Stenmark has won so many races, one might think they'd be blurred in memory. But, according to Steve Mahre, Phil's twin brother, Stenmark has a penchant for statistics that helps him keep his efforts mentally catalogued. ''He can tell you exactly how many first, second, and third places he's had,'' Steve says. ''I probably have a tenth as many wins as he does, yet I couldn't tell you how many wins I have. Phil and I race because we enjoy it.''
A crowd was gathered around the television in the lobby of the hotel where the Mahres were staying in Aspen. CBS was doing an in-depth portrait of the twins, but neither of them even glanced at the TV as they walked out the door to play basketball with other US Ski Team members in a local gym.
The Mahres, it seems, are about as unaffected as Todd Brooker is reckless. Brooker, the downhill winner at Aspen, is fast becoming a legend. He's heightened the definition of the term Kamikaze Canuck, which the Europeans gave to a pack of wild Canadians who successfully invaded the alpine downhill courses in the 1970s.
''Brooker runs about the same line as the other downhillers, but when he gets into trouble he doesn't fight to get back, he just lets the skis run,'' says Andreas Rauch, the US downhill coach. If Brooker needs to fight to stay on his skis, he can call upon extraordinary strength. Most consider him the strongest of all the downhillers.

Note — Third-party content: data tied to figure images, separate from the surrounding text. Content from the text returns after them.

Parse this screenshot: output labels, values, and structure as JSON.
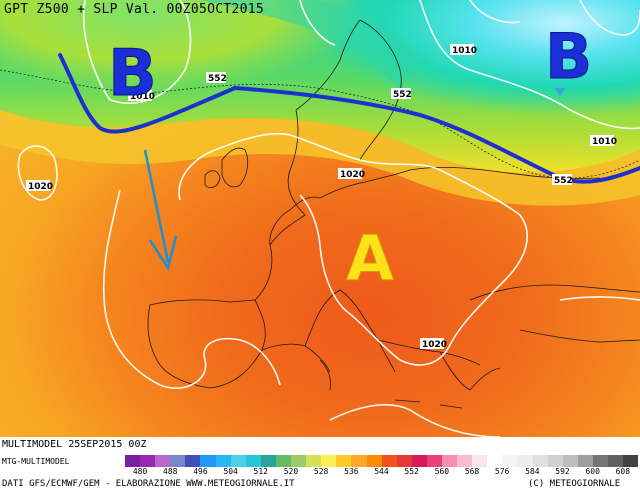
{
  "title": "GPT Z500 + SLP Val. 00Z05OCT2015",
  "markers": {
    "low_west": "B",
    "low_east": "B",
    "high_center": "A"
  },
  "isobars": [
    "1010",
    "1010",
    "1010",
    "1020",
    "1020",
    "1020"
  ],
  "gpt_labels": [
    "552",
    "552",
    "552"
  ],
  "footer": {
    "model_run": "MULTIMODEL 25SEP2015 00Z",
    "source_short": "MTG-MULTIMODEL",
    "data_credit": "DATI GFS/ECMWF/GEM - ELABORAZIONE WWW.METEOGIORNALE.IT",
    "copyright": "(C) METEOGIORNALE"
  },
  "scale": {
    "ticks": [
      "480",
      "488",
      "496",
      "504",
      "512",
      "520",
      "528",
      "536",
      "544",
      "552",
      "560",
      "568",
      "576",
      "584",
      "592",
      "600",
      "608"
    ],
    "colors": [
      "#7a1fa2",
      "#9c27b0",
      "#ba68c8",
      "#7986cb",
      "#3f51b5",
      "#2196f3",
      "#29b6f6",
      "#4dd0e1",
      "#26c6da",
      "#26a69a",
      "#66bb6a",
      "#9ccc65",
      "#d4e157",
      "#ffee58",
      "#ffca28",
      "#ffa726",
      "#fb8c00",
      "#f4511e",
      "#e53935",
      "#d81b60",
      "#ec407a",
      "#f48fb1",
      "#f8bbd0",
      "#fce4ec",
      "#ffffff",
      "#f5f5f5",
      "#eeeeee",
      "#e0e0e0",
      "#d0d0d0",
      "#bdbdbd",
      "#9e9e9e",
      "#757575",
      "#616161",
      "#424242"
    ]
  },
  "colors": {
    "jet_line": "#1e2fd0",
    "arrow": "#1e8fd0",
    "high_letter": "#ffe11a",
    "low_letter": "#1a2fd8"
  }
}
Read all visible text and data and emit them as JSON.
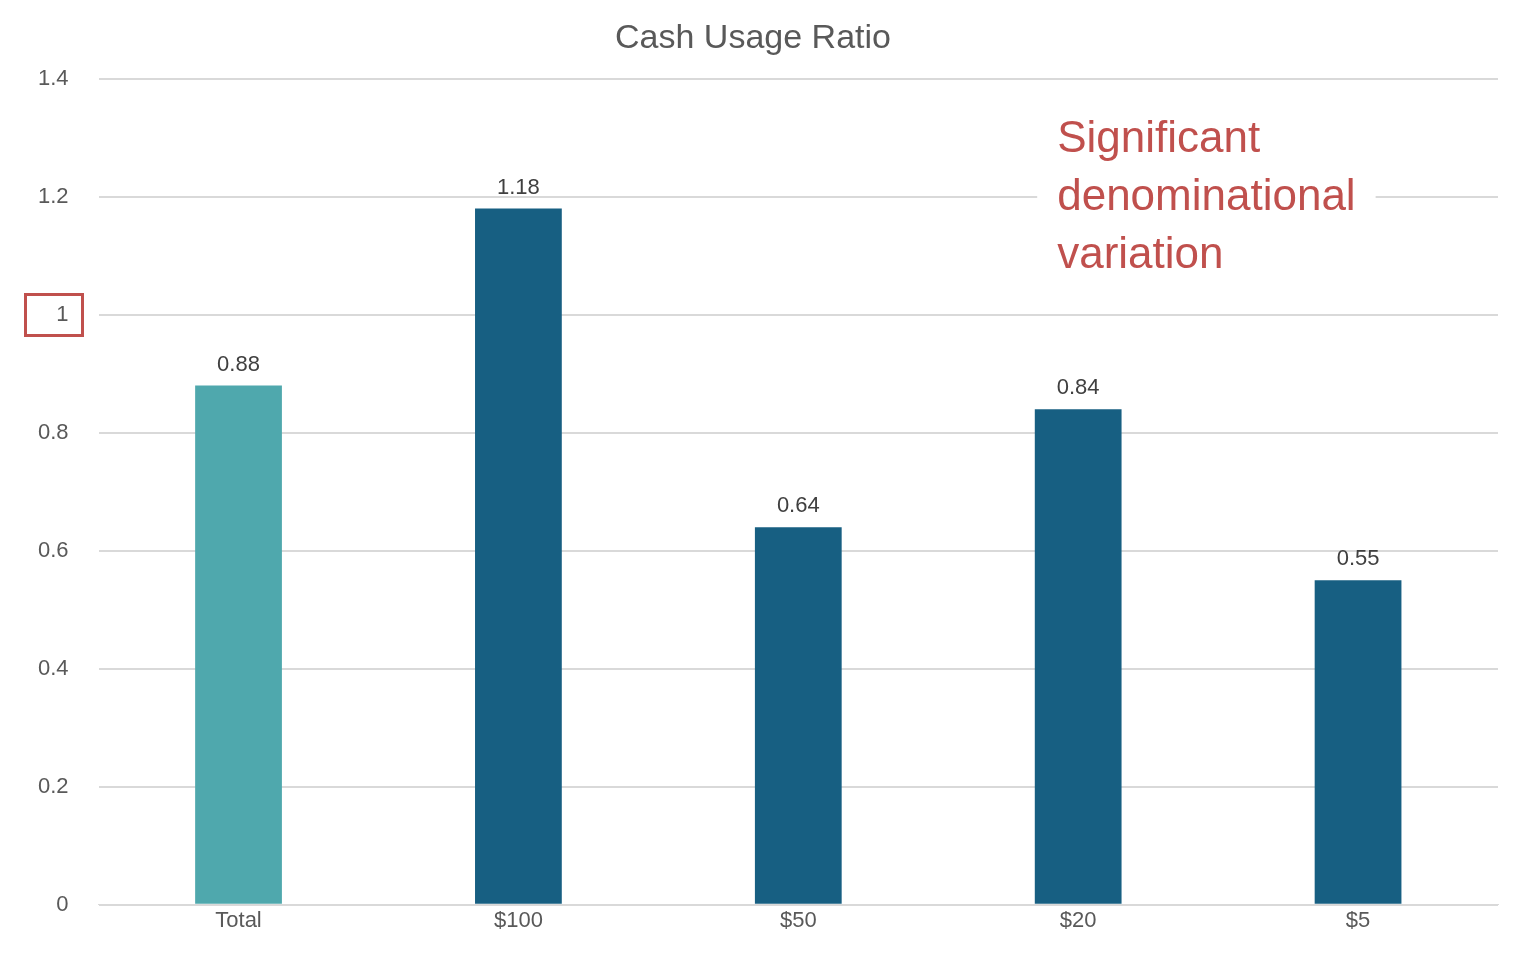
{
  "chart_data": {
    "type": "bar",
    "title": "Cash Usage Ratio",
    "categories": [
      "Total",
      "$100",
      "$50",
      "$20",
      "$5"
    ],
    "values": [
      0.88,
      1.18,
      0.64,
      0.84,
      0.55
    ],
    "colors": [
      "#4fa8ad",
      "#175f82",
      "#175f82",
      "#175f82",
      "#175f82"
    ],
    "ylim": [
      0,
      1.4
    ],
    "yticks": [
      0,
      0.2,
      0.4,
      0.6,
      0.8,
      1,
      1.2,
      1.4
    ],
    "grid": "y",
    "data_labels": true,
    "legend": false,
    "annotations": [
      "Significant denominational variation"
    ]
  }
}
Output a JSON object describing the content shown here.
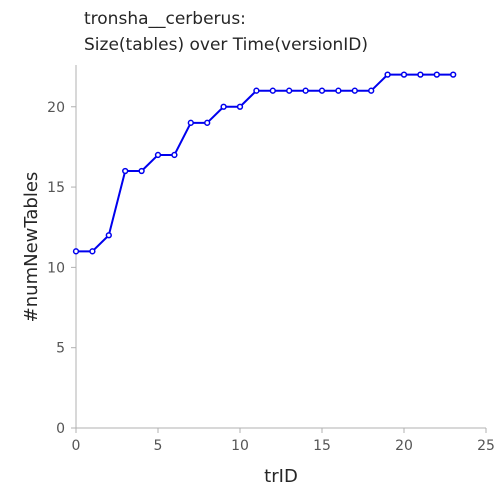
{
  "chart_data": {
    "type": "line",
    "title_lines": [
      "tronsha__cerberus:",
      "Size(tables) over Time(versionID)"
    ],
    "xlabel": "trID",
    "ylabel": "#numNewTables",
    "xlim": [
      0,
      25
    ],
    "ylim": [
      0,
      22.6
    ],
    "x_ticks": [
      0,
      5,
      10,
      15,
      20,
      25
    ],
    "y_ticks": [
      0,
      5,
      10,
      15,
      20
    ],
    "grid": false,
    "series": [
      {
        "color": "#0000ee",
        "marker": "circle",
        "x": [
          0,
          1,
          2,
          3,
          4,
          5,
          6,
          7,
          8,
          9,
          10,
          11,
          12,
          13,
          14,
          15,
          16,
          17,
          18,
          19,
          20,
          21,
          22,
          23
        ],
        "y": [
          11,
          11,
          12,
          16,
          16,
          17,
          17,
          19,
          19,
          20,
          20,
          21,
          21,
          21,
          21,
          21,
          21,
          21,
          21,
          22,
          22,
          22,
          22,
          22
        ]
      }
    ]
  }
}
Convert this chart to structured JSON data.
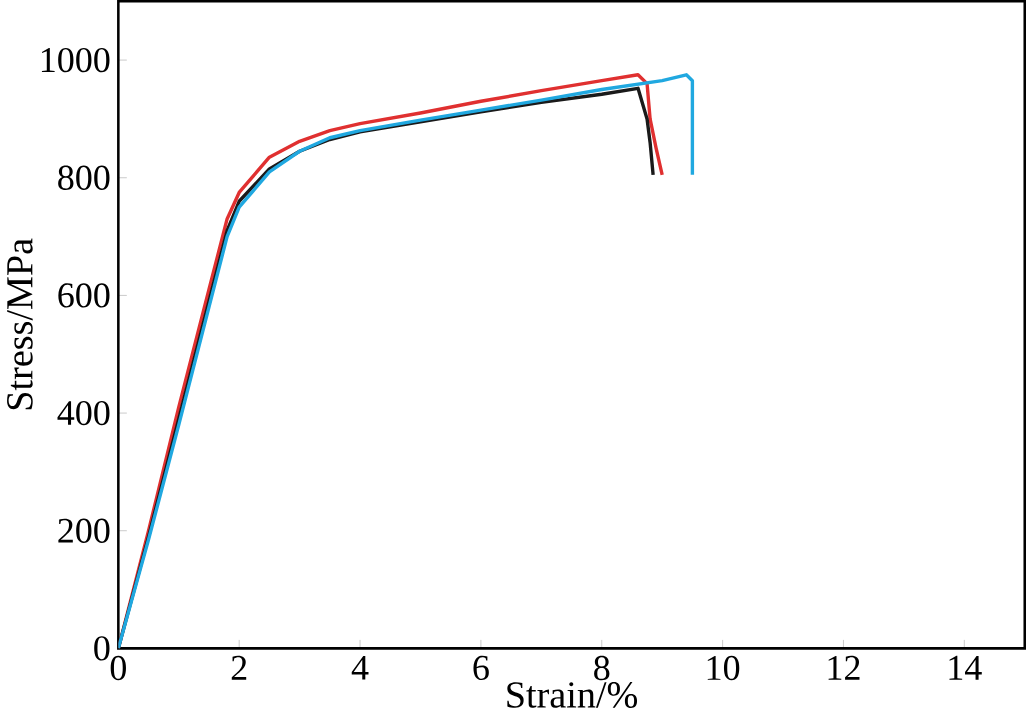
{
  "chart_data": {
    "type": "line",
    "xlabel": "Strain/%",
    "ylabel": "Stress/MPa",
    "xlim": [
      0,
      15
    ],
    "ylim": [
      0,
      1100
    ],
    "xticks": [
      0,
      2,
      4,
      6,
      8,
      10,
      12,
      14
    ],
    "yticks": [
      0,
      200,
      400,
      600,
      800,
      1000
    ],
    "marker": "none",
    "line_style": "solid",
    "series": [
      {
        "color": "#e03030",
        "x": [
          0,
          0.5,
          1,
          1.5,
          1.8,
          2,
          2.5,
          3,
          3.5,
          4,
          5,
          6,
          7,
          8,
          8.6,
          8.75,
          8.8,
          8.9,
          9.0
        ],
        "values": [
          0,
          200,
          410,
          610,
          730,
          775,
          835,
          862,
          880,
          892,
          910,
          930,
          948,
          965,
          975,
          960,
          900,
          850,
          805
        ]
      },
      {
        "color": "#1a1a1a",
        "x": [
          0,
          0.5,
          1,
          1.5,
          1.8,
          2,
          2.5,
          3,
          3.5,
          4,
          5,
          6,
          7,
          8,
          8.6,
          8.75,
          8.8,
          8.85
        ],
        "values": [
          0,
          190,
          390,
          590,
          710,
          760,
          815,
          845,
          865,
          878,
          895,
          912,
          928,
          942,
          952,
          900,
          860,
          805
        ]
      },
      {
        "color": "#20a8e0",
        "x": [
          0,
          0.5,
          1,
          1.5,
          1.8,
          2,
          2.5,
          3,
          3.5,
          4,
          5,
          6,
          7,
          8,
          9,
          9.4,
          9.5,
          9.5
        ],
        "values": [
          0,
          185,
          380,
          580,
          700,
          750,
          810,
          845,
          868,
          880,
          898,
          915,
          932,
          950,
          965,
          975,
          965,
          805
        ]
      }
    ]
  }
}
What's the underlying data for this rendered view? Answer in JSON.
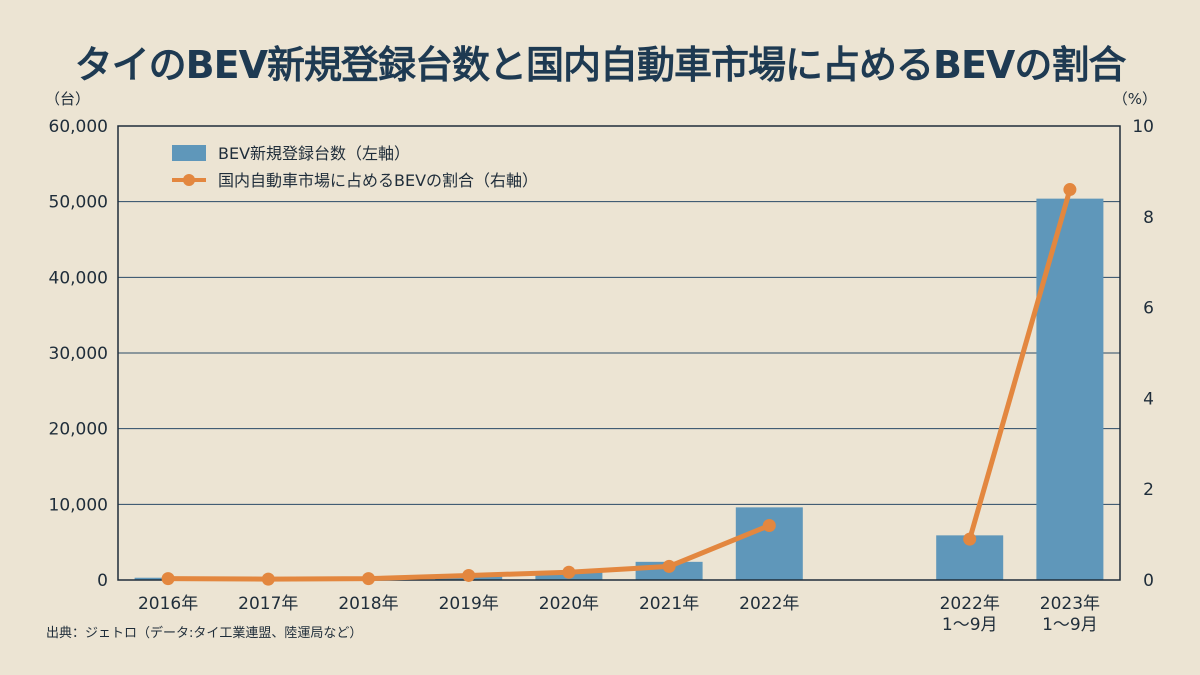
{
  "title": "タイのBEV新規登録台数と国内自動車市場に占めるBEVの割合",
  "source": "出典：ジェトロ（データ:タイ工業連盟、陸運局など）",
  "colors": {
    "bar": "#5f97ba",
    "line": "#e3873f",
    "background": "#ece4d3",
    "title": "#1e3a52"
  },
  "chart_data": {
    "type": "bar",
    "categories": [
      "2016年",
      "2017年",
      "2018年",
      "2019年",
      "2020年",
      "2021年",
      "2022年",
      "",
      "2022年\n1〜9月",
      "2023年\n1〜9月"
    ],
    "y_left_unit": "（台）",
    "y_right_unit": "（%）",
    "ylim_left": [
      0,
      60000
    ],
    "ylim_right": [
      0,
      10
    ],
    "yticks_left": [
      "0",
      "10,000",
      "20,000",
      "30,000",
      "40,000",
      "50,000",
      "60,000"
    ],
    "yticks_right": [
      "0",
      "2",
      "4",
      "6",
      "8",
      "10"
    ],
    "grid": true,
    "legend_position": "top-left",
    "series": [
      {
        "name": "BEV新規登録台数（左軸）",
        "type": "bar",
        "axis": "left",
        "values": [
          300,
          100,
          200,
          700,
          1100,
          2400,
          9600,
          null,
          5900,
          50400
        ]
      },
      {
        "name": "国内自動車市場に占めるBEVの割合（右軸）",
        "type": "line",
        "axis": "right",
        "values": [
          0.03,
          0.02,
          0.03,
          0.1,
          0.17,
          0.3,
          1.2,
          null,
          0.9,
          8.6
        ]
      }
    ]
  }
}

Brooker electrified the crowd at Aspen last year with a run that people are still talking about. He flew off a bump, landed on one ski, and had his other foot somehow behind him and above his head. Spectators hid their eyes, expecting a fall, but he brought the ski back down, and courting disaster the rest of the way, still finished second.
If Brooker can win the downhill this weekend, he can pass Klammer and win the World Cup downhill title, which his countryman, Steve Podborski, won last year.